Linear Algebra: Understanding Matrix as a Linear Transformation

[EnglsihLearner]

The matrix is an example of a Linear Transformation, because it takes one vector and turns it into another in a "linear" way.

Hi could you explain it what exactly the bold part suggest?

What is "another in a "linear" way"?

 

[WannabeNewton]

Actually any linear map between two finite dimensional vector spaces (over the same field) can be represented as a matrix so matrices aren't exactly "special" in that sense. A linear map $L: V \rightarrow W$ sends vectors in $V$ to vectors in $W$ such that $L$ preserves addition and scalar multiplication from one vector space to the other.

 

[Fredrik]

A linear transformation is a map $f:U\to V$ such that U and V are vector spaces over the same field F (typically, $F=\mathbb R$ or $F=\mathbb C$), and
$$f(ax+by)=af(x)+bf(y)$$ for all $x,y\in X$ and all $a,b\in F$. If A is an n×n matrix, then the map $x\mapsto Ax$ is linear, because
$$A(ax+by)=aAx+bAy$$ for all n×1 matrices x,y and all real (or complex) numbers a,b.

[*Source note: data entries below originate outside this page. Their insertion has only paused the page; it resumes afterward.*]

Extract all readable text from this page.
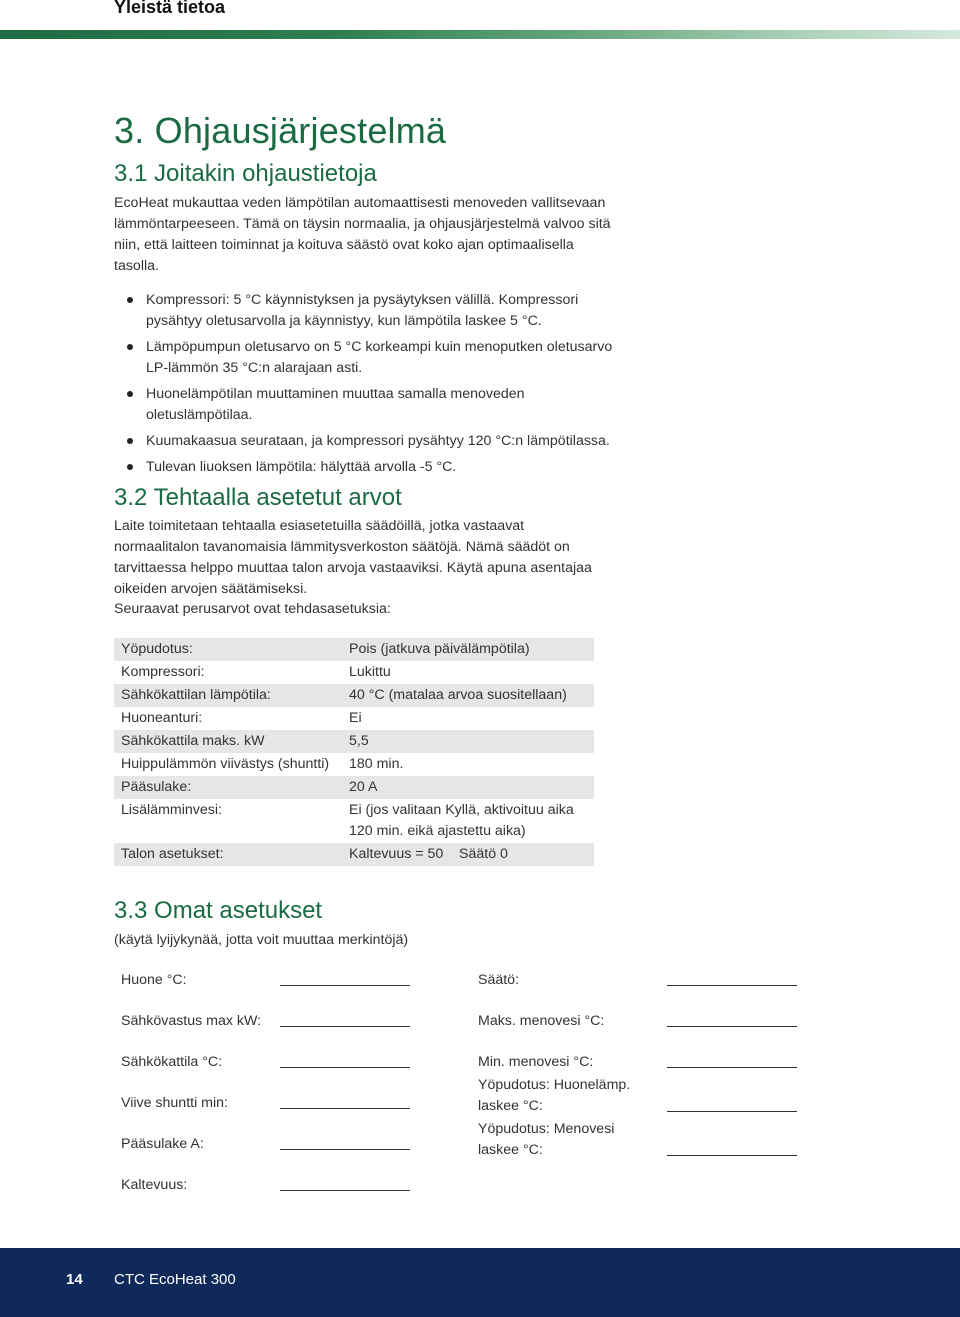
Yleistä tietoa
3. Ohjausjärjestelmä
3.1 Joitakin ohjaustietoja
EcoHeat mukauttaa veden lämpötilan automaattisesti menoveden vallitsevaan lämmöntarpeeseen. Tämä on täysin normaalia, ja ohjausjärjestelmä valvoo sitä niin, että laitteen toiminnat ja koituva säästö ovat koko ajan optimaalisella tasolla.
Kompressori: 5 °C käynnistyksen ja pysäytyksen välillä. Kompressori pysähtyy oletusarvolla ja käynnistyy, kun lämpötila laskee 5 °C.
Lämpöpumpun oletusarvo on 5 °C korkeampi kuin menoputken oletusarvo LP-lämmön 35 °C:n alarajaan asti.
Huonelämpötilan muuttaminen muuttaa samalla menoveden oletuslämpötilaa.
Kuumakaasua seurataan, ja kompressori pysähtyy 120 °C:n lämpötilassa.
Tulevan liuoksen lämpötila: hälyttää arvolla -5 °C.
3.2 Tehtaalla asetetut arvot
Laite toimitetaan tehtaalla esiasetetuilla säädöillä, jotka vastaavat normaalitalon tavanomaisia lämmitysverkoston säätöjä. Nämä säädöt on tarvittaessa helppo muuttaa talon arvoja vastaaviksi. Käytä apuna asentajaa oikeiden arvojen säätämiseksi.
Seuraavat perusarvot ovat tehdasasetuksia:
Yöpudotus:	Pois (jatkuva päivälämpötila)
Kompressori:	Lukittu
Sähkökattilan lämpötila:	40 °C (matalaa arvoa suositellaan)
Huoneanturi:	Ei
Sähkökattila maks. kW	5,5
Huippulämmön viivästys (shuntti)	180 min.
Pääsulake:	20 A
Lisälämminvesi:	Ei (jos valitaan Kyllä, aktivoituu aika 120 min. eikä ajastettu aika)
Talon asetukset:	Kaltevuus = 50    Säätö 0
3.3 Omat asetukset
(käytä lyijykynää, jotta voit muuttaa merkintöjä)
Huone °C:
Sähkövastus max kW:
Sähkökattila °C:
Viive shuntti min:
Pääsulake A:
Kaltevuus:
Säätö:
Maks. menovesi °C:
Min. menovesi °C:
Yöpudotus: Huonelämp. laskee °C:
Yöpudotus: Menovesi laskee °C:
14 CTC EcoHeat 300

Note that we can define a function f by defining f(x)=Ax for all n×1 matrices x. Since both the domain and codomain of f is a set whose elements are n×1 matrices to n×1 matrices, it can be said to "take a vector and turn it into another vector". When they say that it does so "in a linear way", they mean that the function is linear in the sense defined above.